Sunday, March 18, 2018

Post 31 of 92

4:50pm.  Every day I think about writing, compose stuff in my head, and every day I don't.  So be it.

All in all however, not too bad here.  I've been drawing a lot.  A lot.  Have had a few things on the go.  Nothing nicer than to wake up in the morning and look forward to working on something.  Just about the nicest feeling there is.  Spent weeks on a drawing, overworked it, ruined it, cut it in thirds as thought I could kind of make do with part of it.  Natalia, one of the cats, played with it, walked on it and creased it.  Just as well.  When something is stuffed it's stuffed and just because there might be thirty hours work in it, is no justification for keeping it.  If it's shite, it's shite.

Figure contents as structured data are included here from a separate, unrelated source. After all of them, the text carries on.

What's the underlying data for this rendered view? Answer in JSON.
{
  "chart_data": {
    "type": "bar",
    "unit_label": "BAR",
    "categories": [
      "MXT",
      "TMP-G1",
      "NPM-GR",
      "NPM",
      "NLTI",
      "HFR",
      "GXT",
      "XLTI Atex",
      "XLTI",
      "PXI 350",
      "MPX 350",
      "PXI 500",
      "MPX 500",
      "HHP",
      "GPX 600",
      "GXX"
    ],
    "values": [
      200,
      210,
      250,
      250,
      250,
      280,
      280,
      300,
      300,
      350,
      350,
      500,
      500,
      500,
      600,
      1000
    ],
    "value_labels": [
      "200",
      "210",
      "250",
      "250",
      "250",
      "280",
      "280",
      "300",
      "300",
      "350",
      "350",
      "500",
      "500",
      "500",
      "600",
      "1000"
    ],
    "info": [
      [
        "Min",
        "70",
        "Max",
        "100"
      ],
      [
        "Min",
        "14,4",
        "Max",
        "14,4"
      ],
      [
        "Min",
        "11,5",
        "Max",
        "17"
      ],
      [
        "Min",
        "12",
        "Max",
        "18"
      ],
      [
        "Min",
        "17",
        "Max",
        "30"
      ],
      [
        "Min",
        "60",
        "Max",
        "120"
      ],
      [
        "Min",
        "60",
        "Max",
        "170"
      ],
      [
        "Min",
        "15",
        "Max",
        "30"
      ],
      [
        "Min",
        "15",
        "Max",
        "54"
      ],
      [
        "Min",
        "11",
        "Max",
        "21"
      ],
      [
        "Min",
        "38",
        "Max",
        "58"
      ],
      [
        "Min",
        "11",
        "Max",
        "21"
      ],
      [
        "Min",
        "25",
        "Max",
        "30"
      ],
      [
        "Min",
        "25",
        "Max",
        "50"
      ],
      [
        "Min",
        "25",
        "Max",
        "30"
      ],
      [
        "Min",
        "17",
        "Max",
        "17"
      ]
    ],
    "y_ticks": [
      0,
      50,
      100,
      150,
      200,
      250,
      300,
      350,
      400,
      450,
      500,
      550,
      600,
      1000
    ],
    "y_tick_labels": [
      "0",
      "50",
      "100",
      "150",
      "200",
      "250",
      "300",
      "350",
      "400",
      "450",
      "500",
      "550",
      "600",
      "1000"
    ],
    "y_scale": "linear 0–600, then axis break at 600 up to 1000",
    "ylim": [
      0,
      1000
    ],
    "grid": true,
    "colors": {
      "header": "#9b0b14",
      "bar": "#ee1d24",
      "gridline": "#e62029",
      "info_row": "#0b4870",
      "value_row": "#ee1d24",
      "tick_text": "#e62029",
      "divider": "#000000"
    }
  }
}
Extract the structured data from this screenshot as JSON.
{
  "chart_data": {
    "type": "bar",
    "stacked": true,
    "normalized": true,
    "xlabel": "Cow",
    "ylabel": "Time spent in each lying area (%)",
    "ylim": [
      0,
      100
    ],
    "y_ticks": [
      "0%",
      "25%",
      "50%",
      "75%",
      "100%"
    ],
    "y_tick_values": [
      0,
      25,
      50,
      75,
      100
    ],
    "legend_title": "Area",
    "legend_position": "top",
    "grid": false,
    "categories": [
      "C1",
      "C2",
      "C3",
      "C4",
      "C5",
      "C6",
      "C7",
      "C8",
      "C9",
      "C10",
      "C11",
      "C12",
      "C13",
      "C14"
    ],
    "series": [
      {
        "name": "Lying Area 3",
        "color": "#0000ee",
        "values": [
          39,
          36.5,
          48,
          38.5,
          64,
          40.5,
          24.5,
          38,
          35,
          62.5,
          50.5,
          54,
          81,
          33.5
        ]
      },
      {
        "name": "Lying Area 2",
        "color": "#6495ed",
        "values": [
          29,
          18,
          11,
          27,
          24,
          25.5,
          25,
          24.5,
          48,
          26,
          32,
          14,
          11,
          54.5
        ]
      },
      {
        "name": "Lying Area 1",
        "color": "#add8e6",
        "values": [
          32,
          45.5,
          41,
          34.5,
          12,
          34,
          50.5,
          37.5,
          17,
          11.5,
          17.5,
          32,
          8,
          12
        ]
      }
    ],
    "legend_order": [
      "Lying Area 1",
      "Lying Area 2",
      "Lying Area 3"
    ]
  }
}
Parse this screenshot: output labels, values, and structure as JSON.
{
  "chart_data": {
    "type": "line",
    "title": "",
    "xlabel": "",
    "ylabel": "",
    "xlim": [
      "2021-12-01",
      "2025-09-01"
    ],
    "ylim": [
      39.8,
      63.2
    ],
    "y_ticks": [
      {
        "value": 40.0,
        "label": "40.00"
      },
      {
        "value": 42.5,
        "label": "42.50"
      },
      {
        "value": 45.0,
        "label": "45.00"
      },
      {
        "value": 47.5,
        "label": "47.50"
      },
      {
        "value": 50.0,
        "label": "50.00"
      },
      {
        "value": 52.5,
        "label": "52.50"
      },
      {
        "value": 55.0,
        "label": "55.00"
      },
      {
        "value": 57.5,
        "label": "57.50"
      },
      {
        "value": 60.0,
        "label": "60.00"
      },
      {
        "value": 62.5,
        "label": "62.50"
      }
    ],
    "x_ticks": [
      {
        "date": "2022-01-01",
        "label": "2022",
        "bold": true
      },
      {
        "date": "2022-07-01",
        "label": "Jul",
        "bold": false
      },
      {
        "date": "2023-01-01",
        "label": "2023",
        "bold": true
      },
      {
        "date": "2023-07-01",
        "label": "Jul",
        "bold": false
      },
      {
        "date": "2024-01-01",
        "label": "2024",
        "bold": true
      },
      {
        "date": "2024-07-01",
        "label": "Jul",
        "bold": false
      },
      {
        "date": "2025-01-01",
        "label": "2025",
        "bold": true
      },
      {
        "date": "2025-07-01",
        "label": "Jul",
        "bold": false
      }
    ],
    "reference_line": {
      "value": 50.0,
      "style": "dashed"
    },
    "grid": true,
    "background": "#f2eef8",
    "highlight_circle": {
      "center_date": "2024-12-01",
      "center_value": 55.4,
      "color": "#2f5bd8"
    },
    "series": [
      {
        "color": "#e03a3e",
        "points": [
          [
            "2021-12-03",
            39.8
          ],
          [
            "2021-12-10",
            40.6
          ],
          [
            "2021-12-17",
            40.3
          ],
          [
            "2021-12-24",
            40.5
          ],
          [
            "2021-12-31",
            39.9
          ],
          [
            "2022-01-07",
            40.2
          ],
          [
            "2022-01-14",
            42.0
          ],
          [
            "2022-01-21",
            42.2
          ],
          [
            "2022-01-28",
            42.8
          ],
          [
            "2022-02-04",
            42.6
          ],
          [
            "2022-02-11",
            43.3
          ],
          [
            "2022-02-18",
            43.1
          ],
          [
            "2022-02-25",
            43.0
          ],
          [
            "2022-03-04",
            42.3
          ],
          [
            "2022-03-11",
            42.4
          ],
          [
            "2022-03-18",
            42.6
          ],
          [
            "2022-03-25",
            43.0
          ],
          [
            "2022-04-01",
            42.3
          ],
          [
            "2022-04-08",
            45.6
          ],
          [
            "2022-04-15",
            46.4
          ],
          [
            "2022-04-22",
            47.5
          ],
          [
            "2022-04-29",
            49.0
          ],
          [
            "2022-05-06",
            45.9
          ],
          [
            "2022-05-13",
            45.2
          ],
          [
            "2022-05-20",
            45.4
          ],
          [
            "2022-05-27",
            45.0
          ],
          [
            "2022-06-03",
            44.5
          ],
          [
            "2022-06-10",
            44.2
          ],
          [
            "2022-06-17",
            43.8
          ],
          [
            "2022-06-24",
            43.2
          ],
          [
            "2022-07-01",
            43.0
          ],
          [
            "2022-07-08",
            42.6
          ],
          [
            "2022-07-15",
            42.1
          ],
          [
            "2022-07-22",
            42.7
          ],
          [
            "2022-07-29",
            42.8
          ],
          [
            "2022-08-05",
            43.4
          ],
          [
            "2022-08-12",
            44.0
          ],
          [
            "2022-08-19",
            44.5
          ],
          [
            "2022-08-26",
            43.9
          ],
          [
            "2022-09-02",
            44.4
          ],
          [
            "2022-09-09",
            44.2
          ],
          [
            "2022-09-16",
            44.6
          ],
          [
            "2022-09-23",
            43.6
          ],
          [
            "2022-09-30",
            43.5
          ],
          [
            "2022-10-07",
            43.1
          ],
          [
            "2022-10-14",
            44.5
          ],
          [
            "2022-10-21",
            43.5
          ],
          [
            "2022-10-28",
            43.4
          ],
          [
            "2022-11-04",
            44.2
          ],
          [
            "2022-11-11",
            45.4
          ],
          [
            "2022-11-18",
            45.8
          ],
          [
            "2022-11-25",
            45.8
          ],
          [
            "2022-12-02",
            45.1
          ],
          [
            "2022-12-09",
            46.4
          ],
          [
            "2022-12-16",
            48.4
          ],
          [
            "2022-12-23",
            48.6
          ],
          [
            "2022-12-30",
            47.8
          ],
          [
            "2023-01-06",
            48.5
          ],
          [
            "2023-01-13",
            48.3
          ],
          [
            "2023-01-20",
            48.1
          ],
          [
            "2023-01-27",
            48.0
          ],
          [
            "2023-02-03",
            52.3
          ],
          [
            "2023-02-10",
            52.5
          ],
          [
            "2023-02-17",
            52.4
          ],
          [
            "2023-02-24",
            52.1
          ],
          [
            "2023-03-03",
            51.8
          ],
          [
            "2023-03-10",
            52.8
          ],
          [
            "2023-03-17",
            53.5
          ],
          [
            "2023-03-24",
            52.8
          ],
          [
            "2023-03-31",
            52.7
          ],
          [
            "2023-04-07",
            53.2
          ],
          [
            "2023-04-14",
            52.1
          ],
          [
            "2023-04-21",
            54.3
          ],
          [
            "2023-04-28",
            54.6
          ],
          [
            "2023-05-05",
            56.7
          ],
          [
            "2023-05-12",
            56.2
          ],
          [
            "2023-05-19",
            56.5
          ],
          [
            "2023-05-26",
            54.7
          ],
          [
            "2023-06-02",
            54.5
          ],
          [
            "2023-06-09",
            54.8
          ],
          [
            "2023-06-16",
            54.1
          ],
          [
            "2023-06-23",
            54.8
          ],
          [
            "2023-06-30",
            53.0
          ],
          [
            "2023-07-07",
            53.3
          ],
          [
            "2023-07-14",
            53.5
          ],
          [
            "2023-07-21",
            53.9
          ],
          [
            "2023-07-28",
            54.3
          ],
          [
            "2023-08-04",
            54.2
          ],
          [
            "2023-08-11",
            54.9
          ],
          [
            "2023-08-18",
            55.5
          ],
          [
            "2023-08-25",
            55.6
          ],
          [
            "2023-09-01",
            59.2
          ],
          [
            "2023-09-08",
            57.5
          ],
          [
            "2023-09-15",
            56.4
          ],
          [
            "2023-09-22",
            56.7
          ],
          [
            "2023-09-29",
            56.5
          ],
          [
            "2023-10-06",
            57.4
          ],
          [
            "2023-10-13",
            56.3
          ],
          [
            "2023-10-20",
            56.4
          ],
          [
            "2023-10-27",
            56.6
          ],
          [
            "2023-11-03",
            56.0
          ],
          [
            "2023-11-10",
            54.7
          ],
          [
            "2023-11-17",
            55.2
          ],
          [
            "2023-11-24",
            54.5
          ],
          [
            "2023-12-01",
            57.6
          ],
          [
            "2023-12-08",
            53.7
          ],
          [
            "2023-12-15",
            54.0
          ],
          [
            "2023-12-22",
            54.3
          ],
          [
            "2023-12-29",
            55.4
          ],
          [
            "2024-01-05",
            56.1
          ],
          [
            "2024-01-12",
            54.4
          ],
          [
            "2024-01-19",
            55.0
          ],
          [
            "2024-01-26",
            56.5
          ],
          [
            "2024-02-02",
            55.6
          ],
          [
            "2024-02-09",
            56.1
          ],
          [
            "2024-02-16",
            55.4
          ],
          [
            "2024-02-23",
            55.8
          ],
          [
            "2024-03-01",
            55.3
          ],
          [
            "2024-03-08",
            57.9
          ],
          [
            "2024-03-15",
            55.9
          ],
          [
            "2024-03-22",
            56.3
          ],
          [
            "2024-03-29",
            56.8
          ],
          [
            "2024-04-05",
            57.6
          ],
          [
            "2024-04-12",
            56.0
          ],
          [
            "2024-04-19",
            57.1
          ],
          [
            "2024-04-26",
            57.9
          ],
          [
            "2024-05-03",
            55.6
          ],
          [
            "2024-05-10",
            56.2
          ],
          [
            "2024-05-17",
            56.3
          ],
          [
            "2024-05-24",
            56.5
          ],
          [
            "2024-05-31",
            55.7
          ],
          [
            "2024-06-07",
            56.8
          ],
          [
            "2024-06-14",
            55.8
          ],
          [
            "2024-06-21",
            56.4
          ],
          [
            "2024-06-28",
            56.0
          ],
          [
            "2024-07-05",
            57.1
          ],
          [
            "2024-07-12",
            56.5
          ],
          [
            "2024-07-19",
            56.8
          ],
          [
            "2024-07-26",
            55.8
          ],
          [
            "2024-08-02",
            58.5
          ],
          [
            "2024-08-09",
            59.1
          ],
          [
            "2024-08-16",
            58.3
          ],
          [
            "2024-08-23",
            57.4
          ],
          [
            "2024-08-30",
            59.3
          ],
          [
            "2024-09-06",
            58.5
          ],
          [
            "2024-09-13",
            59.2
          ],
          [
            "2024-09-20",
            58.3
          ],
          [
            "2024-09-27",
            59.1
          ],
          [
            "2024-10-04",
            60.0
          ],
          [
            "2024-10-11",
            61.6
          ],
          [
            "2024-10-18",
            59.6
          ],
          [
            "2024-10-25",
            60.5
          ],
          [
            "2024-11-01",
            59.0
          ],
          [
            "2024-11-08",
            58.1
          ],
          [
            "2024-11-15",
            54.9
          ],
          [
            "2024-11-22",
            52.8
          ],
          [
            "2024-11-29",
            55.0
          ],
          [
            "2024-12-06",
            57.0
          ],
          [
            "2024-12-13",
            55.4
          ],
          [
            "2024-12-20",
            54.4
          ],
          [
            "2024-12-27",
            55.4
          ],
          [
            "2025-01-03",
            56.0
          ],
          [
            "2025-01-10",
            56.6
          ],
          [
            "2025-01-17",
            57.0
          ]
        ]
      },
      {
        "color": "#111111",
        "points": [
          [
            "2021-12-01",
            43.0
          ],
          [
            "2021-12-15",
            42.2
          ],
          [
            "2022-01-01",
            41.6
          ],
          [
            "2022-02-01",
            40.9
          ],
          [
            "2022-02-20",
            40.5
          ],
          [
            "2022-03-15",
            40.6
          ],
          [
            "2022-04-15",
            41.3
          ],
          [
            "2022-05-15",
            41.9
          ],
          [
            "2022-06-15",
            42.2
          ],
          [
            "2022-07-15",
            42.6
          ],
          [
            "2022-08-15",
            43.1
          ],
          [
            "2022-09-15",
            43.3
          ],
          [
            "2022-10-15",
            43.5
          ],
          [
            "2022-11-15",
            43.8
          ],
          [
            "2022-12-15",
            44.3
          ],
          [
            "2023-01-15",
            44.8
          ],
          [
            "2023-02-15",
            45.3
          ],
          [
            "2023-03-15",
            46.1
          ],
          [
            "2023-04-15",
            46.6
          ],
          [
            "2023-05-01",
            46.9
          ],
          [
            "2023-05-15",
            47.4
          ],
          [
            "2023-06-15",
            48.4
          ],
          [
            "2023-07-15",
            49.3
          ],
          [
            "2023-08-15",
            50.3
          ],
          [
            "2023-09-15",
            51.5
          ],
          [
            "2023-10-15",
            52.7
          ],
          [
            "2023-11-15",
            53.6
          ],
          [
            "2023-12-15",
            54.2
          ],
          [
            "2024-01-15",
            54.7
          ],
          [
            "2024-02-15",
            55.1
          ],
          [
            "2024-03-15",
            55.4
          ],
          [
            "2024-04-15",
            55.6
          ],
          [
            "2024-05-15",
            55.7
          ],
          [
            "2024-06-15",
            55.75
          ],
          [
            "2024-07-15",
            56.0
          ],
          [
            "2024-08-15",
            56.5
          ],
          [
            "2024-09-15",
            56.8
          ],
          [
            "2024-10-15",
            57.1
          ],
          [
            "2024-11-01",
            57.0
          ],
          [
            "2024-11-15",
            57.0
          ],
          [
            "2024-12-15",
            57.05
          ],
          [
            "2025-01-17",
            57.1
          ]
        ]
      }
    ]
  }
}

Drawing is a solid ground of joy.  There is something undeniably seductive about making something which wasn't there before.  It's a bloody miracle.  Every moment of every day, I realise, is the same creative process; a word spoken, a thought thought, a meal made, steps taken, always a movement from the past to the future that is never anything but right here, yet creating something tangible from the mind, a kind of testament to the past and future coalescing in a visual record of the infinite now....

Gad, I know what I want to say but I can't say it.  The more I try to pin it down the more elusive it gets.  Suffice to say, it's a gift that I am so grateful to make use of.